It is not difficult to check that the least quadratic nonresidue modulo prime $p$ cannot be a composite number, see, for example: Quadratic nonresidues mod p.
It is quite natural to ask the opposite question: Is every prime the least quadratic non-residue modulo some $p$? In the other words, if we are given a prime $q$, is there $p$ such that $q$ is a quadratic nonresidue modulo $p$ and, at the same time, all numbers $1,2,\dots,q-1$ are quadratic residues modulo $p$?
I think I have a proof which I outlined in my answer below. However, the proof uses Dirichlet's theorem on arithmetic progressions, which is rather non-elementary result.
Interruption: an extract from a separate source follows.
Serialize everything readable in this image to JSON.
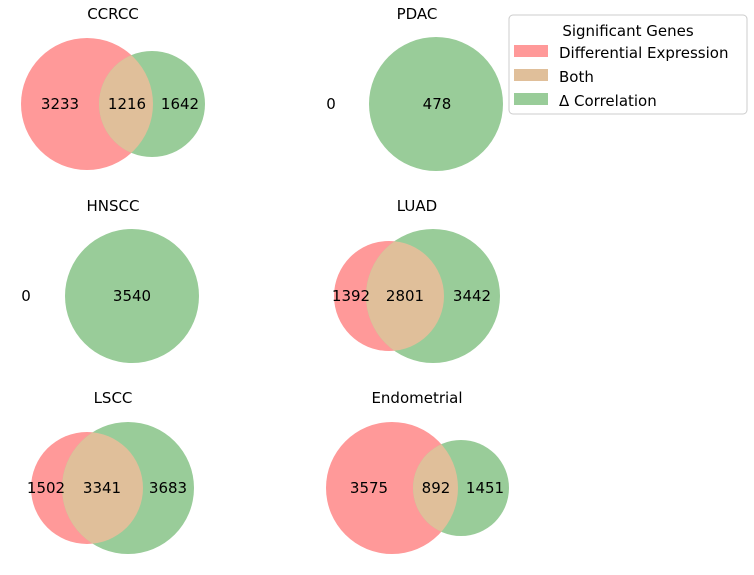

I was wondering whether there is a more straightforward solution.
I will also include link to the sequence A000229 in OEIS, which is described as: "a(n) is the least number m such that the n-th prime is the least quadratic nonresidue modulo m."
The approach taken in this proof is similar to the proof of Theorem 3 in Section 5.2 of Ireland, Rosen: A Classical Introduction to Modern Number Theory. This theorem states that for every non-square integer $a$ there are infinitely many primes $p$ such that $a$ is a quadratic non-residue modulo $p$.
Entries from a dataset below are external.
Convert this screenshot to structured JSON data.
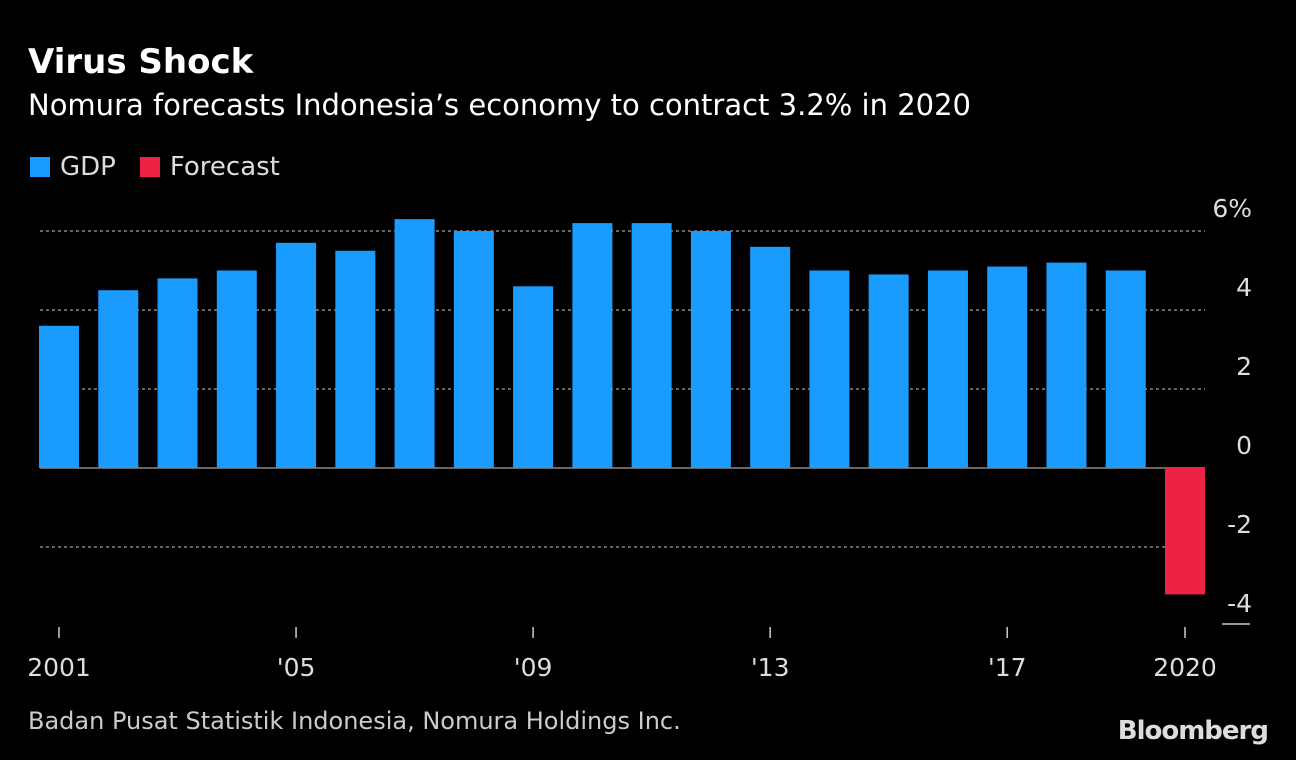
{
  "title": "Virus Shock",
  "subtitle": "Nomura forecasts Indonesia’s economy to contract 3.2% in 2020",
  "source": "Badan Pusat Statistik Indonesia, Nomura Holdings Inc.",
  "logo": "Bloomberg",
  "chart_data": {
    "type": "bar",
    "legend": [
      {
        "name": "GDP",
        "color": "#1a9cff"
      },
      {
        "name": "Forecast",
        "color": "#ee2244"
      }
    ],
    "legend_placement": "top-left",
    "categories": [
      "2001",
      "2002",
      "2003",
      "2004",
      "2005",
      "2006",
      "2007",
      "2008",
      "2009",
      "2010",
      "2011",
      "2012",
      "2013",
      "2014",
      "2015",
      "2016",
      "2017",
      "2018",
      "2019",
      "2020"
    ],
    "values": [
      3.6,
      4.5,
      4.8,
      5.0,
      5.7,
      5.5,
      6.3,
      6.0,
      4.6,
      6.2,
      6.2,
      6.0,
      5.6,
      5.0,
      4.9,
      5.0,
      5.1,
      5.2,
      5.0,
      -3.2
    ],
    "series_of_value": [
      "GDP",
      "GDP",
      "GDP",
      "GDP",
      "GDP",
      "GDP",
      "GDP",
      "GDP",
      "GDP",
      "GDP",
      "GDP",
      "GDP",
      "GDP",
      "GDP",
      "GDP",
      "GDP",
      "GDP",
      "GDP",
      "GDP",
      "Forecast"
    ],
    "x_tick_labels": [
      {
        "category": "2001",
        "label": "2001"
      },
      {
        "category": "2005",
        "label": "'05"
      },
      {
        "category": "2009",
        "label": "'09"
      },
      {
        "category": "2013",
        "label": "'13"
      },
      {
        "category": "2017",
        "label": "'17"
      },
      {
        "category": "2020",
        "label": "2020"
      }
    ],
    "y_ticks": [
      {
        "value": 6,
        "label": "6%"
      },
      {
        "value": 4,
        "label": "4"
      },
      {
        "value": 2,
        "label": "2"
      },
      {
        "value": 0,
        "label": "0"
      },
      {
        "value": -2,
        "label": "-2"
      },
      {
        "value": -4,
        "label": "-4"
      }
    ],
    "ylim": [
      -4,
      6
    ],
    "grid": true,
    "y_axis_side": "right"
  }
}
$\newcommand{\jaco}[2]{\left(\frac{#1}{#2}\right)}$Let $q=p_k$ be the $k$-th prime, we also consider all smaller primes $p_1=2<p_2<\dots<p_{k-1}<p_k$. We want to find $p$ such that $$\jaco 2p=\jaco{p_2}p = \dots = \jaco{p_{k-1}}p = 1 \qquad\text{a}\qquad \jaco{p_k}p=-1. \tag{*}$$ If there is such $p$, then
Since the smallest quadratic non-residue must be prime, we get that $p_k$ the smallest quadratic non-residue modulo $p$.
To get a prime which fulfills $(*)$, we consider the system of congruences \begin{align*} p &\equiv 1\pmod8\\ p &\equiv 1\pmod{p_2}\\ &\vdots\\ p &\equiv 1\pmod{p_{k-1}}\\ p &\equiv s\pmod{p_k} \end{align*} where $s$ a is some quadratic non-residue modulo $p_k$.
First, this system of congruences is equivalent to $p\equiv a \pmod{8p_2\cdots p_k}$ for some $a$, i.e., the solutions form an arithmetic progression. Moreover, it is easy to see that $\gcd(a,8p_2\cdots p_k)$, since $a$ fulfills all congruences listed above. So we get from Dirichlet's theorem that there is a prime number $p$ which fulfills this system of congruences.
For any such prime we have $$\jaco2p=1,$$ since $p\equiv 1\pmod 8$. At the same time, using law of quadratic reciprocity together with $p\equiv1\pmod4$ we get $$\jaco{p_i}p=\jaco{p}{p_i}=\jaco1{p_i}=1.$$
Similarly, we have $$\jaco{p_k}p=\jaco{p}{p_k}=\jaco s{p_k}=-1.$$